North Korea is in the news a lot these days. Do you recognize what you see on TV as what you saw in person?
When I was there, I was not invited to see these [military] parades. But you keep seeing them: there’s always another anniversary of something to celebrate. But when I was over there [in 2001], Bush was recently elected, and there was tension as well, and they like it. Dictatorships, they love it when there’s tension. It’s easier to come down on the population when there’s tension.
In Pyongyang you wrote of the inevitability of the regime’s collapse. Does it still feel like that?
Yeah, well — I would have thought that it would have collapsed faster. There was a time where we saw a few guys falling down, like Qaddafi, the guy from Libya. But North Korea, now they have the nukes. So I think they’re [gonna be] there for a long time: with the nuclear power, it’s hard to take these dictatorships down. But some day its gonna collapse. It’s not sustainable. The World Food Programme is still feeding one third of the country. So I don’t know: maybe if they had to feed their own people all the time, they would have more problems? It’s a crazy situation. It shouldn’t be there. But, still.
How did you first start working on Hostage?
I met Christoph [André, the titular hostage] through a friend who worked at Doctors Without Borders. One day she invited me for dinner and she said he’s gonna be there. I knew Christoph's story, but just from the newspaper. I ended up next to him at the restaurant and I started asking questions and I was surprised because he was quite at ease. I was thinking it would be a traumatic experience, and he’s not gonna wanna talk. He gave us all the details! I remember me and my friend listening to him, going “wow, this is great.” Right away I could see it as a comic book.
Then other work got in the way?
Yeah, I kept postponing it.

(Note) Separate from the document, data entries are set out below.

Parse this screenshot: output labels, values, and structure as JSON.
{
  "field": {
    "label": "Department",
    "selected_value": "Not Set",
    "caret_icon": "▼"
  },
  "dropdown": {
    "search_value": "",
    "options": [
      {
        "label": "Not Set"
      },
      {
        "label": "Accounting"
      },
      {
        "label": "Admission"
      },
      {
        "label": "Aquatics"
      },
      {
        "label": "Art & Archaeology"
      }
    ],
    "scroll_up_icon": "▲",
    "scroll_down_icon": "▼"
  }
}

Right after I met Cristoph I was asked to go to North Korea. And then I kept traveling and kept doing books and fifteen years later, I was thinking, “well now is the time, or never.” I did the first version right after me and Cristoph met, but then I threw that in the garbage. It was more an action story. But the more you put effects, the farther away you’re gonna be from real life.
By the end of Hostage I was totally surprised. Do you think it would have worked as a book if [SPOILER ALERT] Christoph hadn’t escaped? If he’d just been freed through negotiations?

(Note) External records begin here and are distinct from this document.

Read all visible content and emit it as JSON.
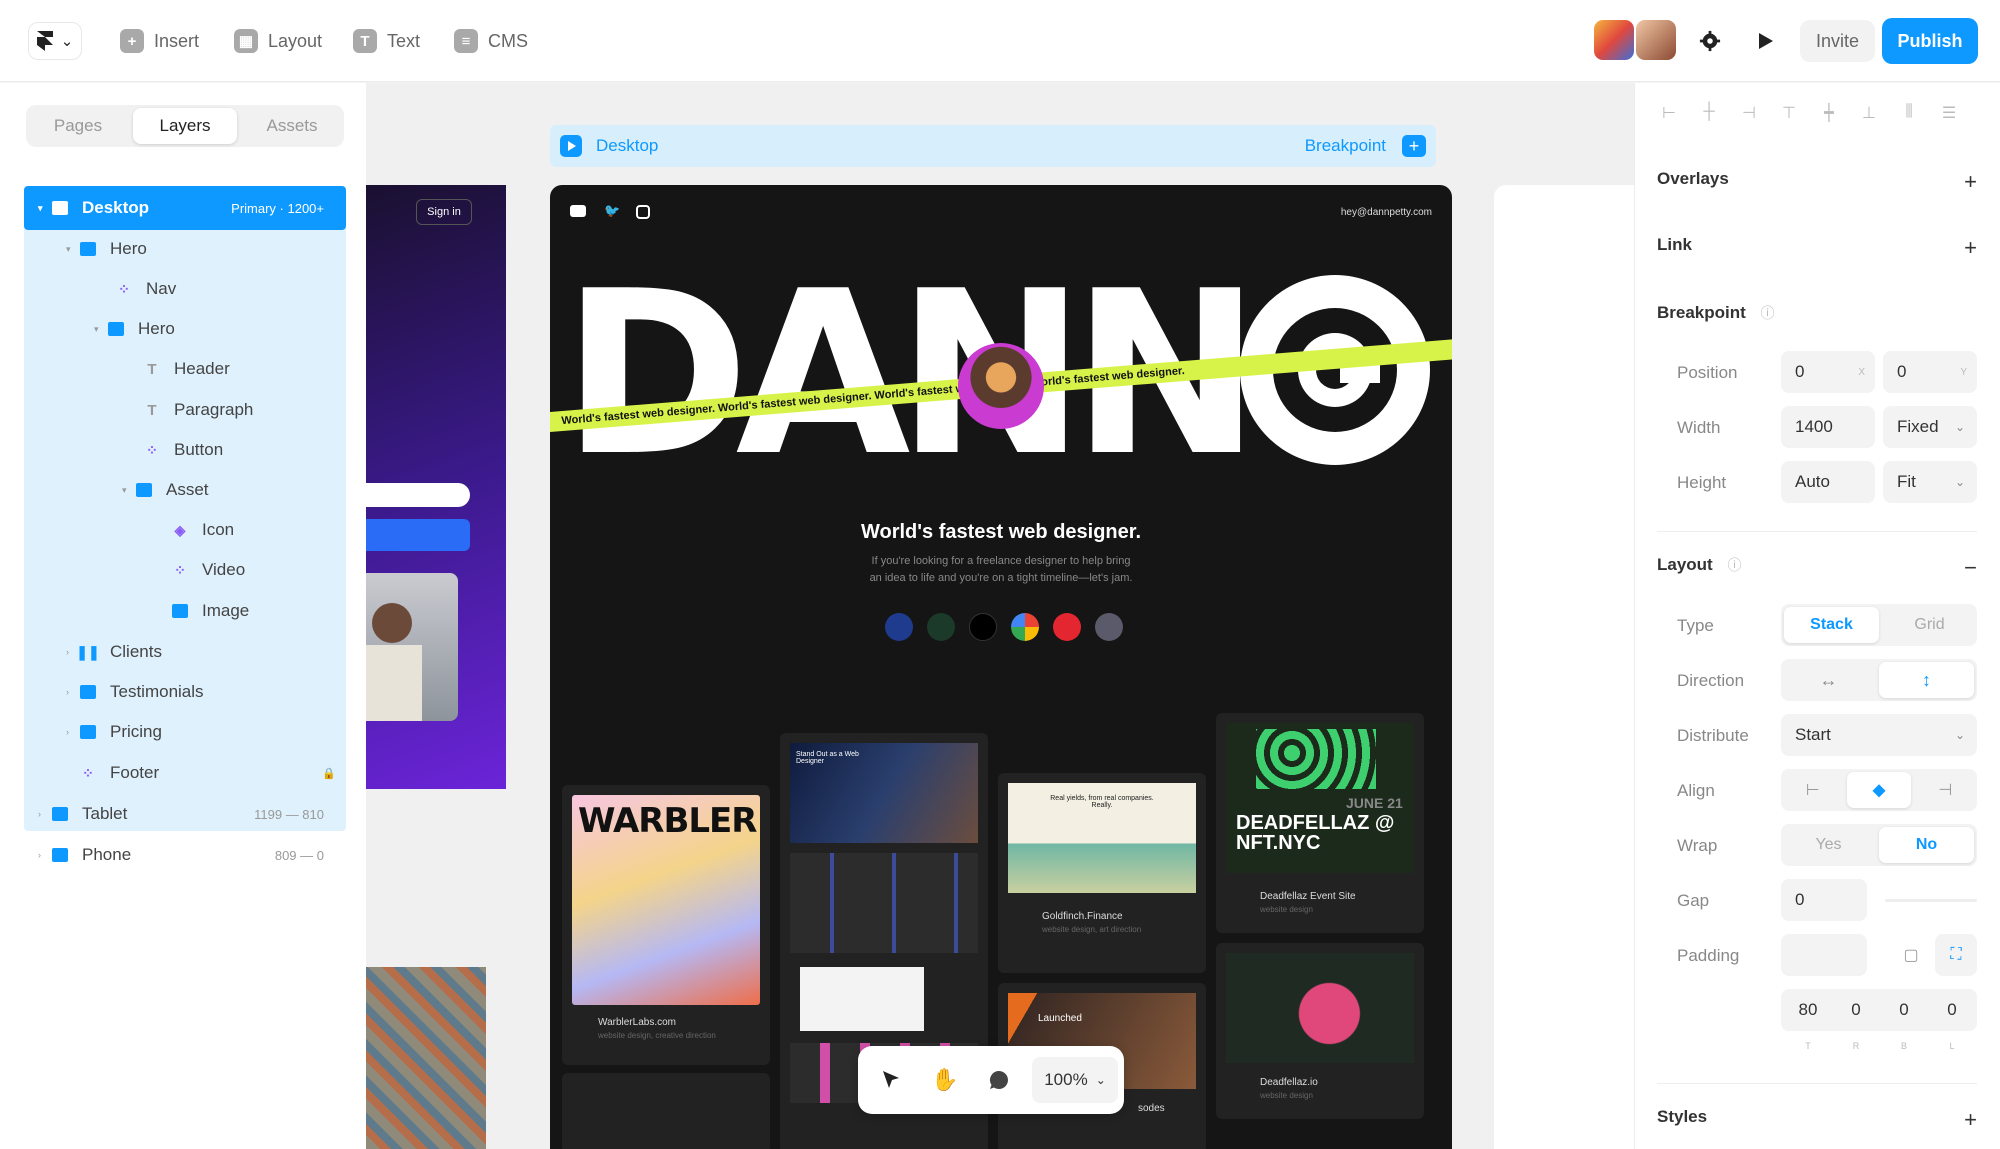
{
  "topbar": {
    "insert": "Insert",
    "layout": "Layout",
    "text": "Text",
    "cms": "CMS",
    "invite": "Invite",
    "publish": "Publish"
  },
  "left_tabs": [
    "Pages",
    "Layers",
    "Assets"
  ],
  "layers": [
    {
      "name": "Desktop",
      "meta": "Primary · 1200+"
    },
    {
      "name": "Hero"
    },
    {
      "name": "Nav"
    },
    {
      "name": "Hero"
    },
    {
      "name": "Header"
    },
    {
      "name": "Paragraph"
    },
    {
      "name": "Button"
    },
    {
      "name": "Asset"
    },
    {
      "name": "Icon"
    },
    {
      "name": "Video"
    },
    {
      "name": "Image"
    },
    {
      "name": "Clients"
    },
    {
      "name": "Testimonials"
    },
    {
      "name": "Pricing"
    },
    {
      "name": "Footer"
    },
    {
      "name": "Tablet",
      "meta": "1199 — 810"
    },
    {
      "name": "Phone",
      "meta": "809 — 0"
    }
  ],
  "canvas": {
    "breakpoint_title": "Desktop",
    "breakpoint_add": "Breakpoint",
    "tablet_signin": "Sign in",
    "site": {
      "email": "hey@dannpetty.com",
      "logo": "DANNO",
      "ribbon": "World's fastest web designer.   World's fastest web designer.   World's fastest web designer.   World's fastest web designer.",
      "headline": "World's fastest web designer.",
      "subtext_1": "If you're looking for a freelance designer to help bring",
      "subtext_2": "an idea to life and you're on a tight timeline—let's jam.",
      "cards": [
        {
          "title": "WARBLER",
          "caption": "WarblerLabs.com",
          "sub": "website design, creative direction"
        },
        {
          "title": "Stand Out as a Web Designer",
          "caption": "",
          "sub": ""
        },
        {
          "title": "Real yields, from real companies. Really.",
          "caption": "Goldfinch.Finance",
          "sub": "website design, art direction"
        },
        {
          "title": "DEADFELLAZ @ NFT.NYC",
          "date": "JUNE 21",
          "caption": "Deadfellaz Event Site",
          "sub": "website design"
        },
        {
          "title": "Launched",
          "caption": "sodes",
          "sub": ""
        },
        {
          "title": "",
          "caption": "Deadfellaz.io",
          "sub": "website design"
        }
      ]
    },
    "zoom": "100%"
  },
  "right_panel": {
    "overlays": "Overlays",
    "link": "Link",
    "breakpoint": "Breakpoint",
    "position_label": "Position",
    "position_x": "0",
    "position_x_suffix": "X",
    "position_y": "0",
    "position_y_suffix": "Y",
    "width_label": "Width",
    "width_value": "1400",
    "width_mode": "Fixed",
    "height_label": "Height",
    "height_value": "Auto",
    "height_mode": "Fit",
    "layout": "Layout",
    "type_label": "Type",
    "type_options": [
      "Stack",
      "Grid"
    ],
    "type_selected": "Stack",
    "direction_label": "Direction",
    "distribute_label": "Distribute",
    "distribute_value": "Start",
    "align_label": "Align",
    "wrap_label": "Wrap",
    "wrap_options": [
      "Yes",
      "No"
    ],
    "wrap_selected": "No",
    "gap_label": "Gap",
    "gap_value": "0",
    "padding_label": "Padding",
    "padding_values": [
      "80",
      "0",
      "0",
      "0"
    ],
    "padding_sides": [
      "T",
      "R",
      "B",
      "L"
    ],
    "styles": "Styles"
  },
  "colors": {
    "accent": "#0d99ff",
    "ribbon": "#d7f34a",
    "site_bg": "#151515"
  }
}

There was no way I would do a book if he had just been released like other kidnapped persons. First, it would have been a traumatic experience for him, and then he wouldn’t feel like doing a book about it. When we go around and we do the presentation of the book, he says the best therapy to be kidnapped is to escape. Being released by his own, being able to take revenge on those people — he felt much stronger afterwards. He’s said, “I feel like a football player who scored the last point and won the match.”